While I assume this is just a fragment, I also believe that Reports which are derived from the time clock will usualy have the fragmented histories of employees which need to 'reconciled' in a reasonable manner. This MAY be accomplished by having some reporting function which simply point out the problems and a manual updating of the table to reflect the reality, or it may include certain 'rules' (assumptions) regarding employee hours. It could include a combu=ination of both.

BUT, it probably cannot give you a sensible report on the sample data as shown.





MichaelRed
mred@duvallgroup.com
There is never time to do it right but there is always time to do it over
 
Have to agree with MichaelRed.

Looks like the typical batch processing report solved by procedural languages like COBOL. Whatever the language, the validity checking and error catching logic easily amounts to more code than the straight forward calculations you want.

No simple solution.

Dave
 
I wrote a system like this several years ago, and it worked well, but there were very specific rules. The program worked in real time, and was up 24 hrs/day, using 24 hour clock. Rules:

Can't check in if you haven't checked out. (would not accept the transaction).

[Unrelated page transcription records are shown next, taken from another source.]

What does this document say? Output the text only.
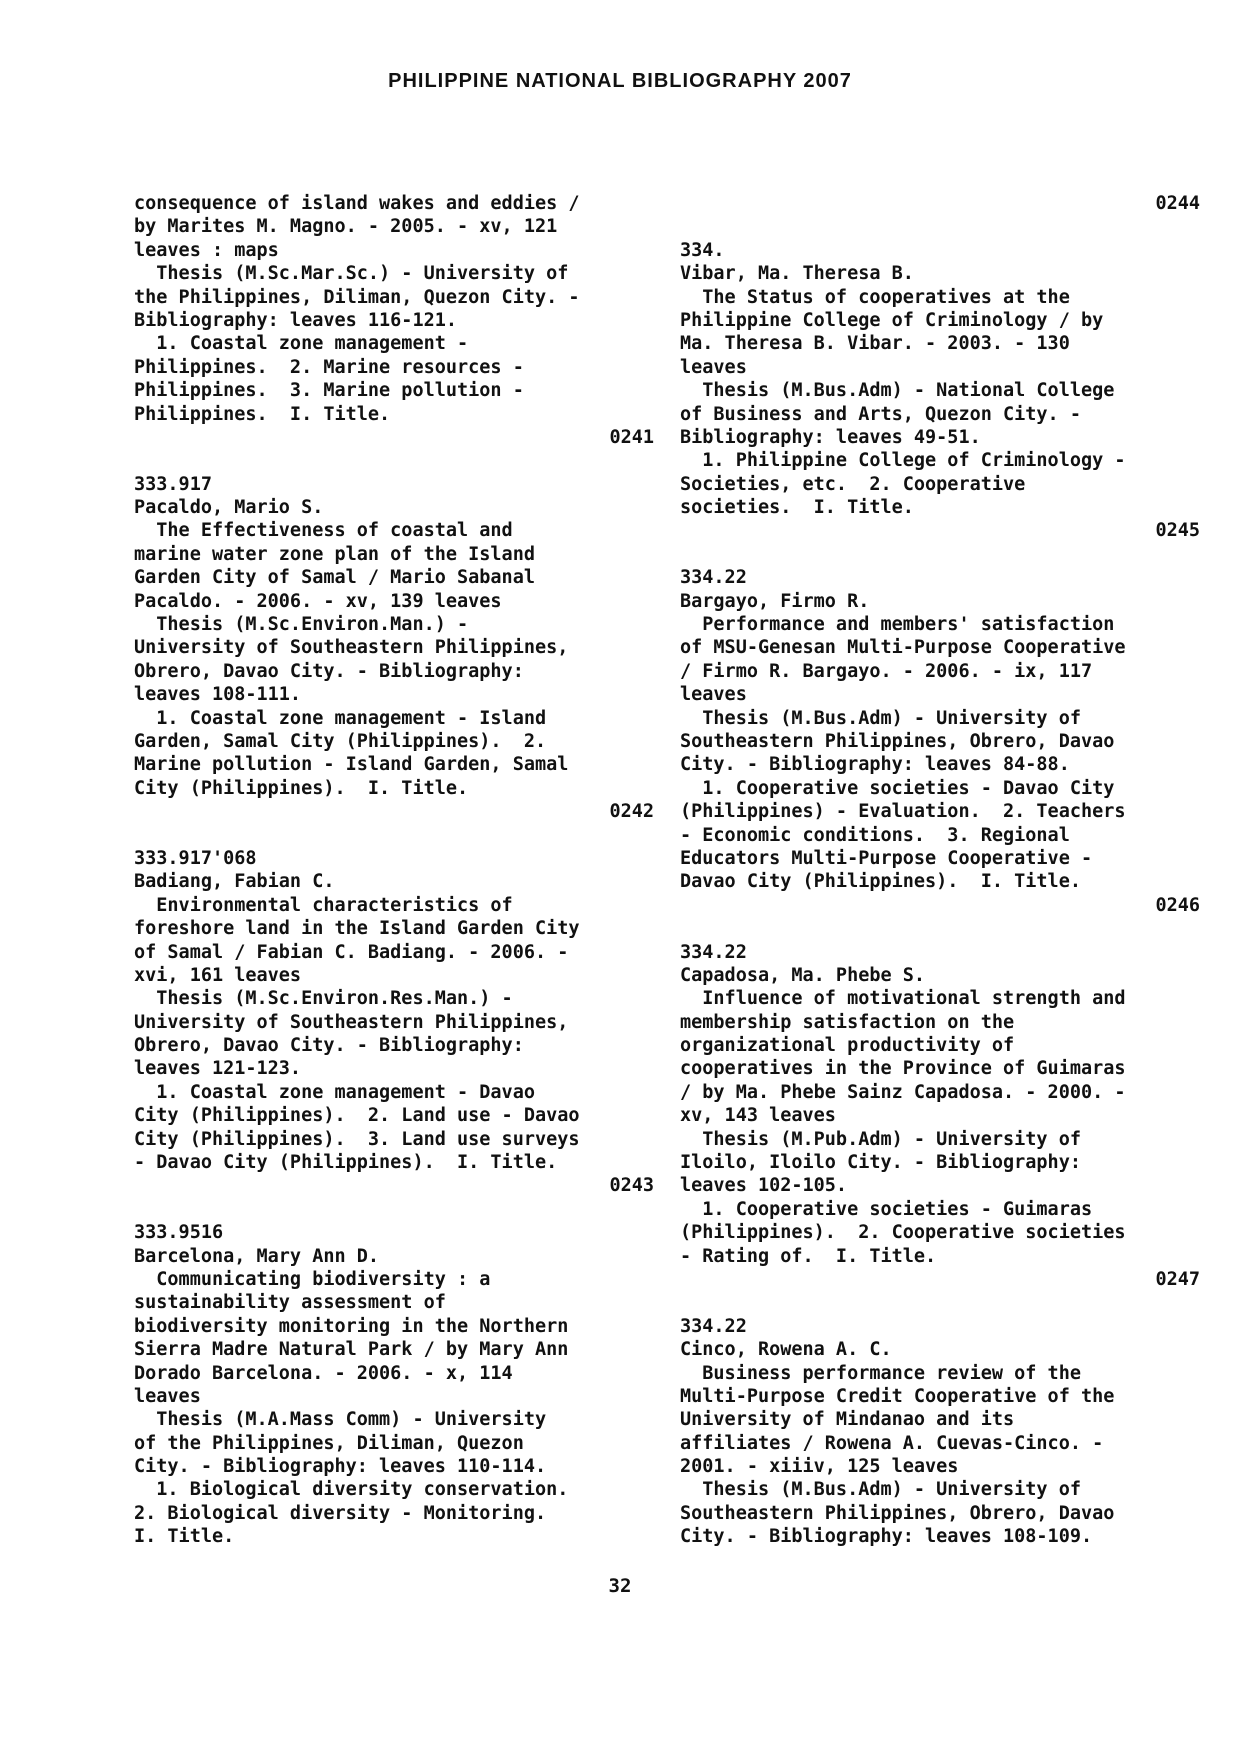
PHILIPPINE NATIONAL BIBLIOGRAPHY 2007
consequence of island wakes and eddies /
by Marites M. Magno. - 2005. - xv, 121
leaves : maps
Thesis (M.Sc.Mar.Sc.) - University of
the Philippines, Diliman, Quezon City. -
Bibliography: leaves 116-121.
1. Coastal zone management -
Philippines.  2. Marine resources -
Philippines.  3. Marine pollution -
Philippines.  I. Title.
0241
333.917
Pacaldo, Mario S.
The Effectiveness of coastal and
marine water zone plan of the Island
Garden City of Samal / Mario Sabanal
Pacaldo. - 2006. - xv, 139 leaves
Thesis (M.Sc.Environ.Man.) -
University of Southeastern Philippines,
Obrero, Davao City. - Bibliography:
leaves 108-111.
1. Coastal zone management - Island
Garden, Samal City (Philippines).  2.
Marine pollution - Island Garden, Samal
City (Philippines).  I. Title.
0242
333.917'068
Badiang, Fabian C.
Environmental characteristics of
foreshore land in the Island Garden City
of Samal / Fabian C. Badiang. - 2006. -
xvi, 161 leaves
Thesis (M.Sc.Environ.Res.Man.) -
University of Southeastern Philippines,
Obrero, Davao City. - Bibliography:
leaves 121-123.
1. Coastal zone management - Davao
City (Philippines).  2. Land use - Davao
City (Philippines).  3. Land use surveys
- Davao City (Philippines).  I. Title.
0243
333.9516
Barcelona, Mary Ann D.
Communicating biodiversity : a
sustainability assessment of
biodiversity monitoring in the Northern
Sierra Madre Natural Park / by Mary Ann
Dorado Barcelona. - 2006. - x, 114
leaves
Thesis (M.A.Mass Comm) - University
of the Philippines, Diliman, Quezon
City. - Bibliography: leaves 110-114.
1. Biological diversity conservation.
2. Biological diversity - Monitoring.
I. Title.
0244
334.
Vibar, Ma. Theresa B.
The Status of cooperatives at the
Philippine College of Criminology / by
Ma. Theresa B. Vibar. - 2003. - 130
leaves
Thesis (M.Bus.Adm) - National College
of Business and Arts, Quezon City. -
Bibliography: leaves 49-51.
1. Philippine College of Criminology -
Societies, etc.  2. Cooperative
societies.  I. Title.
0245
334.22
Bargayo, Firmo R.
Performance and members' satisfaction
of MSU-Genesan Multi-Purpose Cooperative
/ Firmo R. Bargayo. - 2006. - ix, 117
leaves
Thesis (M.Bus.Adm) - University of
Southeastern Philippines, Obrero, Davao
City. - Bibliography: leaves 84-88.
1. Cooperative societies - Davao City
(Philippines) - Evaluation.  2. Teachers
- Economic conditions.  3. Regional
Educators Multi-Purpose Cooperative -
Davao City (Philippines).  I. Title.
0246
334.22
Capadosa, Ma. Phebe S.
Influence of motivational strength and
membership satisfaction on the
organizational productivity of
cooperatives in the Province of Guimaras
/ by Ma. Phebe Sainz Capadosa. - 2000. -
xv, 143 leaves
Thesis (M.Pub.Adm) - University of
Iloilo, Iloilo City. - Bibliography:
leaves 102-105.
1. Cooperative societies - Guimaras
(Philippines).  2. Cooperative societies
- Rating of.  I. Title.
0247
334.22
Cinco, Rowena A. C.
Business performance review of the
Multi-Purpose Credit Cooperative of the
University of Mindanao and its
affiliates / Rowena A. Cuevas-Cinco. -
2001. - xiiiv, 125 leaves
Thesis (M.Bus.Adm) - University of
Southeastern Philippines, Obrero, Davao
City. - Bibliography: leaves 108-109.
32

Can't check out if you haven't checked in.

No employee can work (clocked in) for more than 12 hours, unless he/she clocks in and out. (Not allowed to check in within 30 minutes of checkout.)

The timekeeper had a back door to enter forgotten in's and out's, with approval of the supervisor.

The calculation of hours worked is straightforward. Diagnostics were zero for anomalies, because of the rules.

The only diffference from yours is checkout for business purposes, which is not material for payroll timekeeping. Who is "IN" and who is "OUT" of the office is a different thing from timekeeping, anyway.

Too rigid for your situation?
 
Thanks to all

Now i know that i am in more and big trouble.